Georgia: Irish Fall Short

Author: Peter Baltes

Georgia: Irish Fall Short

It had all the makings of a revenge game. The No. 7 Notre Dame Fighting Irish would be facing the No. 3 Georgia Bulldogs in a primetime matchup, the first meeting of the two since Notre Dame’s narrow 20-19 loss at home in 2017. Much like that game, this match was expected to have implications for the College Football Playoff.

Notre Dame came up just short against the Bulldogs again, falling by a score of 23-17 and receiving its first defeat of the season in front of a record crowd at Sanford Stadium in Athens, Ga.

The Irish led at halftime, fell behind in the second half and narrowly missed completing a fourth-quarter comeback. Notre Dame Coach Brian Kelly saw both teams play incredibly hard throughout.

“It was a physical game, both sides of the ball,” he said after the game. “You could hear it out there. The physicality was real.

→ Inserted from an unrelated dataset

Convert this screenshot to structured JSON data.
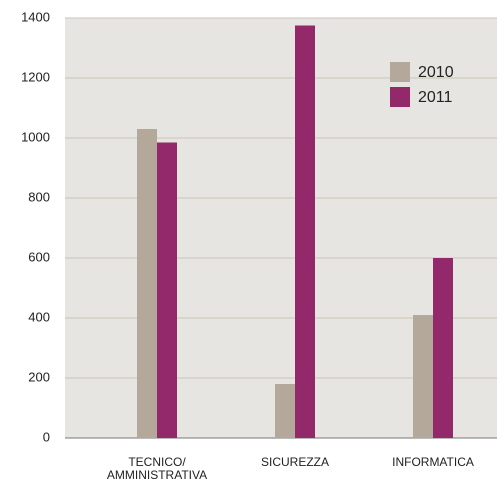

Probably one of the most physical games that I’ve coached against any team that I’ve had compete.”

Both defenses held firm in the first quarter, giving up relatively little ground and forcing either a punt or a turnover on downs in each of the game’s first five possessions. The Irish made the first big play of the night on a punt, when senior receiver Chase Claypool recovered a fumble at Georgia’s 8-yard line.

The Irish took advantage of the good field position as senior quarterback Ian Book connected with junior tight end Cole Kmet for a one-yard score on fourth-and-goal. Book completed 29 passes for 275 yards on the night, tossing a pair of touchdowns and two interceptions in the process. Kmet, in his first game back from a broken collarbone, led the team with nine receptions for 108 yards and a touchdown.

“We feel like he’s a difference maker as a player,” Kelly said of Kmet. “He kind of set the tone in the game with the physical run early on. I think he got everybody feeling like this is the way we can play this game and he opens up a lot of things for us.”

The Dawgs struck back on the very next possession, capping a 75-yard drive with a three-yard touchdown rush from junior running back D’Andre Swift. With 2:27 remaining in the half, the score was tied at 7-7.

Notre Dame was able to score again before time expired, driving down to Georgia’s 9-yard line, setting up a successful 27-yard field goal attempt from junior kicker Jonathan Doerer. The Irish were up three at halftime, but the lead did not hold for very long.

The Bulldogs were forced to punt on their first possession of the second half, but they got the ball back on a Book interception on the ensuing drive. Freshman Georgia cornerback Divaad Wilson returned the ball to the Irish 22-yard line. The Notre Dame defense held the Dawgs to a 40-yard field goal, tying the game at 10 with 8:31 remaining in the third quarter.

The Irish went three-and-out on the next possession, and Georgia drove 63 yards and kicked another field goal, taking the 13-10 lead. This was followed by another three-and-out from the Irish.

The Dawgs increased the lead to 10 points on the next possession, when junior quarterback Jake Fromm found senior receiver Lawrence Cager for a 15-yard score after an eight play, 82-yard drive that bled into the beginning of the fourth quarter.

The next Irish possession ended on another Book interception, this time in Georgia territory. The Bulldogs took advantage of the turnover, completing a drive that culminated in senior kicker Rodrigo Blankenship’s third field goal of the night. With just 6:54 left to play, the Irish were down 23-10.

Notre Dame bounced back on the next possession, overcoming two penalties to quickly drive 75 yards, much of it through the air. Claypool snagged a four-yard touchdown pass from Book to bring the Irish within six points of the lead.

The defense helped keep Notre Dame’s comeback hopes alive, forcing a Georgia punt within three plays, giving the Irish the ball 52 yards from the end zone with 1:51 to play. Despite picking up a first down, the Irish drive stalled, and Book’s final pass was batted to the ground by the Georgia defense. Georgia then ran out the clock, securing a 23-17 victory.

The result put Notre Dame’s playoff hopes in jeopardy, but the Irish had played a very close game with one of the strongest college football teams in the country.

“I know, these are some clichés, but when you break it down, our guys fought to the very end,” Kelly said. “We’ve got to coach a little bit better. We’ve got to make a couple more plays. That was really the difference.”